見知らぬ人のひと言なのに、不思議と涙が出そうになりました。
この10年間、桜を見ても、風を感じても、心が動くことがなかったのに。

「本当ですね」とだけ返して、その場を離れましたが、
そのあとずっと、その人の言葉が耳に残っていたんです。

何日かして、たまたま入った図書館の閲覧スペースで、再びその男性を見かけました。
本の貸出カウンターの前で、彼もこちらに気づいたようで、軽く会釈してくれました。

そのあと偶然隣同士になり、静かに読書をしていたのですが、
帰り際に彼がこう言いました。

「桜の人、ですよね。覚えてます。
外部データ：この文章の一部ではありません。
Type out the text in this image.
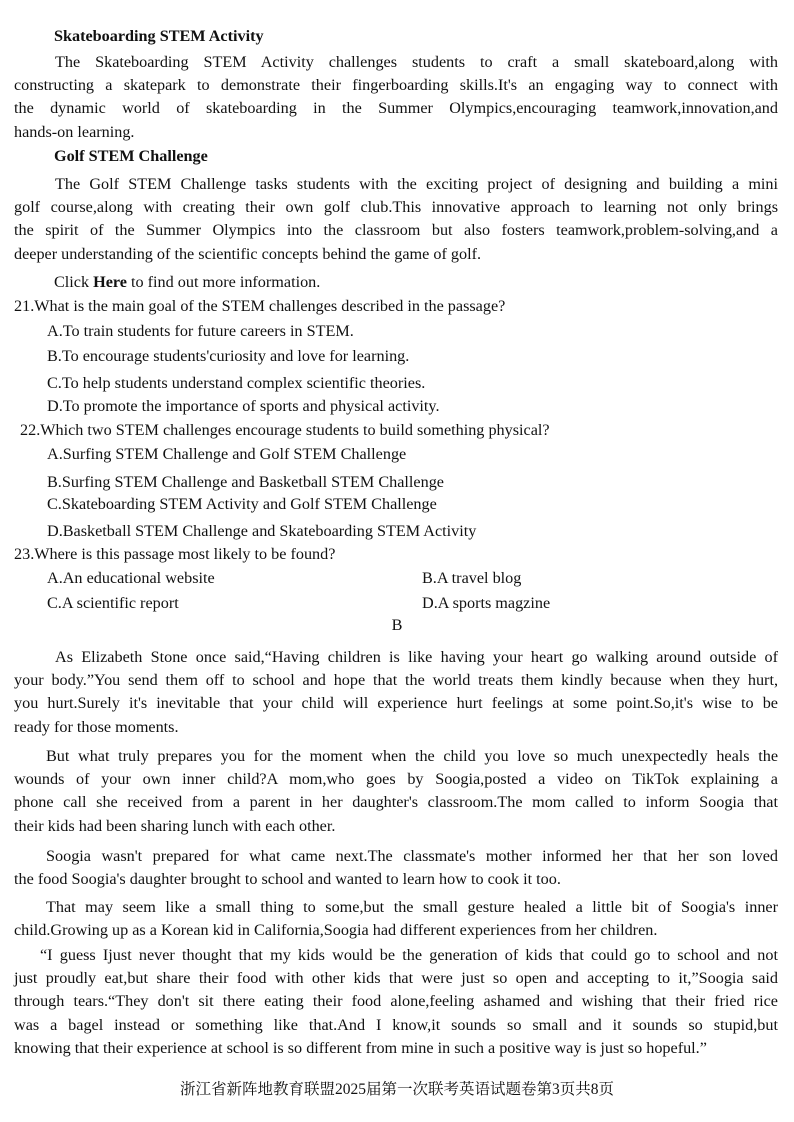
Skateboarding STEM Activity
The Skateboarding STEM Activity challenges students to craft a small skateboard,along with
constructing a skatepark to demonstrate their fingerboarding skills.It's an engaging way to connect with
the dynamic world of skateboarding in the Summer Olympics,encouraging teamwork,innovation,and
hands-on learning.
Golf STEM Challenge
The Golf STEM Challenge tasks students with the exciting project of designing and building a mini
golf course,along with creating their own golf club.This innovative approach to learning not only brings
the spirit of the Summer Olympics into the classroom but also fosters teamwork,problem-solving,and a
deeper understanding of the scientific concepts behind the game of golf.
Click Here to find out more information.
21.What is the main goal of the STEM challenges described in the passage?
A.To train students for future careers in STEM.
B.To encourage students'curiosity and love for learning.
C.To help students understand complex scientific theories.
D.To promote the importance of sports and physical activity.
22.Which two STEM challenges encourage students to build something physical?
A.Surfing STEM Challenge and Golf STEM Challenge
B.Surfing STEM Challenge and Basketball STEM Challenge
C.Skateboarding STEM Activity and Golf STEM Challenge
D.Basketball STEM Challenge and Skateboarding STEM Activity
23.Where is this passage most likely to be found?
A.An educational website	B.A travel blog
C.A scientific report	D.A sports magzine
B
As Elizabeth Stone once said,“Having children is like having your heart go walking around outside of
your body.”You send them off to school and hope that the world treats them kindly because when they hurt,
you hurt.Surely it's inevitable that your child will experience hurt feelings at some point.So,it's wise to be
ready for those moments.
But what truly prepares you for the moment when the child you love so much unexpectedly heals the
wounds of your own inner child?A mom,who goes by Soogia,posted a video on TikTok explaining a
phone call she received from a parent in her daughter's classroom.The mom called to inform Soogia that
their kids had been sharing lunch with each other.
Soogia wasn't prepared for what came next.The classmate's mother informed her that her son loved
the food Soogia's daughter brought to school and wanted to learn how to cook it too.
That may seem like a small thing to some,but the small gesture healed a little bit of Soogia's inner
child.Growing up as a Korean kid in California,Soogia had different experiences from her children.
“I guess Ijust never thought that my kids would be the generation of kids that could go to school and not
just proudly eat,but share their food with other kids that were just so open and accepting to it,”Soogia said
through tears.“They don't sit there eating their food alone,feeling ashamed and wishing that their fried rice
was a bagel instead or something like that.And I know,it sounds so small and it sounds so stupid,but
knowing that their experience at school is so different from mine in such a positive way is just so hopeful.”
浙江省新阵地教育联盟2025届第一次联考英语试题卷第3页共8页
あの日、話せて嬉しかったんです」

不思議と、怖さも気まずさもなく、
ただ“会話をしてもいい”という気持ちが自然に湧いてきて、
私もゆっくりと、「私もです」と答えました。

それがきっかけで、たまに図書館で顔を合わせるようになり、
会話をするわけでもないのに、会えるとほっとするようになっていきました。

あるとき、彼が本を閉じて私にこう言ったんです。

「人って、変わらないようで、ふとした拍子に変わるものですね。僕も、10年前に妻を亡くしてから、本ばかり読んでました。今日みたいな日が来るなんて、思ってませんでした」

その瞬間、私の胸の奥に、あたたかい灯が灯ったような感覚がありました。

恋とか、再婚とか、そういう言葉ではまだ表せないけれど、
誰かと静かに時間を分け合うことの尊さを、初めて“嬉しい”と思えたんです。

あの日から、私はまた、春が楽しみになりました。

もし今、あなたが大切な人を失って、心に鍵をかけているなら、
無理に開こうとしなくてもいい。
でも、ふと風が吹いたとき、鍵がゆるむ瞬間があるかもしれません。

そのとき、あなたの中にもきっと、そっと火が灯ります。
それは、誰かのためではなく、あなた自身のために灯るものです。